Tout va bien!

Le début commence fort par la montée à la Grande Sure. Ca grimpe bien mais en prenant un bon rythme, ça passe bien. Arrivé en haut, une belle vue s'offre à moi, la mer de nuage a été vite balayée par le vent, je suis arrivé au bon moment. Et sinon, la vue est assez originale, d'un côté les montagnes, de l'autre une grande plaine. Je fais quelques photos avec mon trépied Gorillapod puis j'entame la redescente par le même chemin emprunté lors de la montée.
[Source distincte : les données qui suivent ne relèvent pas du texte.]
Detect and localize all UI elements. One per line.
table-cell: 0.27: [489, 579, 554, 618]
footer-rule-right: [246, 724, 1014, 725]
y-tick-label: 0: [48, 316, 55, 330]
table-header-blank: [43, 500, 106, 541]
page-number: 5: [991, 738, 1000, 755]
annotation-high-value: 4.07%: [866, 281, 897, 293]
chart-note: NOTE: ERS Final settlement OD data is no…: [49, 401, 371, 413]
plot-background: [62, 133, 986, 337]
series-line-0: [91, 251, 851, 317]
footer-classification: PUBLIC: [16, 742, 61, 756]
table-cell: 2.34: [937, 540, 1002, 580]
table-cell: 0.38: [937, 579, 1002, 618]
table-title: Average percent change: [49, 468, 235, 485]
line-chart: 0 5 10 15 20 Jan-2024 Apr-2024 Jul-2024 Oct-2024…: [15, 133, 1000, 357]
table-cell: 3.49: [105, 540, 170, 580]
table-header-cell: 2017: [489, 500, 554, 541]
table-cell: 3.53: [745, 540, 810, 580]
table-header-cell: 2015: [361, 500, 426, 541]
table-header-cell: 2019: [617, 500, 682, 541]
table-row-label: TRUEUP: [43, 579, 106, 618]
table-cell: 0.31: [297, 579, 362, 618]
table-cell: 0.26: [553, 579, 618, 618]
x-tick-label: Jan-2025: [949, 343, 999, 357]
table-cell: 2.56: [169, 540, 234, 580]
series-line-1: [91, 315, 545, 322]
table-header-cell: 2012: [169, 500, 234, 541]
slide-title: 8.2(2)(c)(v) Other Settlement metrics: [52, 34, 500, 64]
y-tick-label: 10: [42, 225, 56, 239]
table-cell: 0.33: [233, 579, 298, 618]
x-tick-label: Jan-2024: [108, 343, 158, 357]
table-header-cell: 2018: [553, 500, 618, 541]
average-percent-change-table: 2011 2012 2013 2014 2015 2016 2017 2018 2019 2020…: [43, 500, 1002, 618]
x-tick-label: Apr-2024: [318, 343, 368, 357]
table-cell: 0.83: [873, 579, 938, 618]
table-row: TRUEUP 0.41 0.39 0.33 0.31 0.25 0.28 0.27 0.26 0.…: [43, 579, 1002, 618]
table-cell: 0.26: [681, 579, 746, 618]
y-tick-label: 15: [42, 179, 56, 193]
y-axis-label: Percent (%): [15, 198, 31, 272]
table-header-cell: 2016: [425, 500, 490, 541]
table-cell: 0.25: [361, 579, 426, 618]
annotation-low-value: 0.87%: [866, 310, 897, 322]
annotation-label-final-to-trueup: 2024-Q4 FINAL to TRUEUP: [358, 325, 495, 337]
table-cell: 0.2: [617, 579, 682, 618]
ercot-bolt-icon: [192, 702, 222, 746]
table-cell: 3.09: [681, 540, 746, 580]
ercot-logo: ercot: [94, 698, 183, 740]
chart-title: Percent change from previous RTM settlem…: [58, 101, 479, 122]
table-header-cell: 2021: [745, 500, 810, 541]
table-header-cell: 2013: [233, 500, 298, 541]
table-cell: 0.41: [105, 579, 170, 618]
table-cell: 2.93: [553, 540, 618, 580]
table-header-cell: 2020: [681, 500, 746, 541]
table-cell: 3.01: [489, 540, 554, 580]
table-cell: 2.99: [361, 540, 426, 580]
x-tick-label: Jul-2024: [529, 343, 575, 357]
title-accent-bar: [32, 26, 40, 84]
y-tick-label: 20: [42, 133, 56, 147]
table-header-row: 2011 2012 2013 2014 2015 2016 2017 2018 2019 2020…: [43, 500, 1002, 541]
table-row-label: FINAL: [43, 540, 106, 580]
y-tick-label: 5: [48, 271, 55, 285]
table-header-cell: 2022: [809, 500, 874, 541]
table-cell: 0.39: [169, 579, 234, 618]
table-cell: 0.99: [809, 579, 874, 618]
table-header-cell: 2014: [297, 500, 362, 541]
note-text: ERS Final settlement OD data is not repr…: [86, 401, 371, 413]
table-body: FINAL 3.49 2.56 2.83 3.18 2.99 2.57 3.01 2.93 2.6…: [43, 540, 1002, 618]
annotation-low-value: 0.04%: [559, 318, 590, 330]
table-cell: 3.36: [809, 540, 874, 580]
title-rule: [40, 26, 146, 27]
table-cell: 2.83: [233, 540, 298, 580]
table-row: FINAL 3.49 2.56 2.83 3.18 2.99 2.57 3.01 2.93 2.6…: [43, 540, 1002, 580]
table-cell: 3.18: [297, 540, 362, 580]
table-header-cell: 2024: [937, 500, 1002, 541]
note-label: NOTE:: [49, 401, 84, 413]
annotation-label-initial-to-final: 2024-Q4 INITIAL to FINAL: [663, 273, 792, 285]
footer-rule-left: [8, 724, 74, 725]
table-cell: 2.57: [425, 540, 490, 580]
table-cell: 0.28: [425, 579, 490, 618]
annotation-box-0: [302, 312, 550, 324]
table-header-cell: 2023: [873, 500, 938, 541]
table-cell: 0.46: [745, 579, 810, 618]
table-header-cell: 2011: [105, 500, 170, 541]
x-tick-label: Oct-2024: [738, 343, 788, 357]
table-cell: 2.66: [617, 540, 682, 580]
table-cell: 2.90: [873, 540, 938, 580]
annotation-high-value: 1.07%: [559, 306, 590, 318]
Arrivé en bas, la trace GPS indique tout droit, mais je décide de prendre à gauche vers le Cul de Lampe pour faire une geocache qui est restée non découverte depuis une dizaine de mois. Je me dis que le FTF (First To Find : Premier à trouver) peut être pour moi! Après 30 minutes de chemin en descente, j'arrive sur les lieux et finit par trouver la petite boite de glace cachée parmi les racines d'un sapin. Aaargh, dommage pour le FTF, quelqu'un l'a trouvé hier, c'est pas grave, c'est le jeu! J'écris un petit mot dans le logbook et retourne suivre le circuit prévu de la journée. Je croise pas mal de randonneurs, il faut dire que le coin est plutôt chouette et il fait super beau. Le midi, je m'arrête dans un bois manger une salade de thon, du paine de mie avec du kiri et une compote en dessert. Puis, c'est là que ca va devenir dur et pénible.
Puis ça commence à me gonfler

Je dois remonter au Collet, mais toute la piste forestière a été retournée, explosée par les bulldozers et surtout, je retrouve pas de trace du sentier que je dois suivre. Je tente ma chance en suivant la piste forestiêre qui grimpe sacrément mais après une demi-heure de grimpette, elle commence à trop s'éloigner de mon but. Je tente alors un tout droit en coupant à travers bois. Ce qui s'avère une idée très moyenne, j'arrive devant une quantité d'arbres abattus que je dois escalader. C'est assez acrobatique et haut, mais en plus, en secouant les branches en mettant les pieds dessus, ca fait sortir plein d'insectes. Ca commence à bien m'énerver là. Et puis, un taon me tourne autour, en voulant le chasser, je glisse, m'écorche le tibia (j'ai encore une sacré marque!) et continue à faire l'équilibriste. Et là, d'un coup, je retrouve le sentier qui doit me mener à la prochaine étape, le Collet. La grimpée est rude, la végétation très dense (les plantes font pas loin de 1,5 m de hauteur), je vois plus trop le chemin et me guide au GPS. Autant dire, le chemin est peu fréquenté (ca peut se comprendre, vu la difficulté à le trouver!). Se taper 700 mètres de dénivelé (parti aux alentours de 950 m pour arriver vers 1600m) dans ces conditions, j'en chie vraiment. Le sac est lourd, la sueur tombe dans les yeux, le sol glisse. Je m'arrête régulièrement, bois une gorgée d'eau, regarde de nouveau le GPS pour voir où j'en suis et je repars. Maintenant, il va falloir taper dans le mental si je veux continuer. J'arrive en haut du Collet exténué, c'est ici que je rejoins le GR tour de la Chartreuse, au moins, le sentier est bien balisé. Après, une pause de 15 minutes avec une barre de céréales, je reprends la route vers le Charmant Som. Et ca grimpe encore, mais je croise plus de gens. Je me traine vraiment mais je continue à marcher. Je me pose à un moment à l'ombre d'un arbre et je me suis endormi. Oh, sûrement pas très longtemps, une micro-sieste où un truc comme ça, mais je serai incapable de dire combien de temps (30 secondes? 1 min? 5 min?). Mais en tous cas, ça a fait du bien. Le circuit que je suivais passait ensuite par la montée au Charmant Som, mais je l'ai zappé, il y avait beaucoup de monde et mes jambes en avaient marre.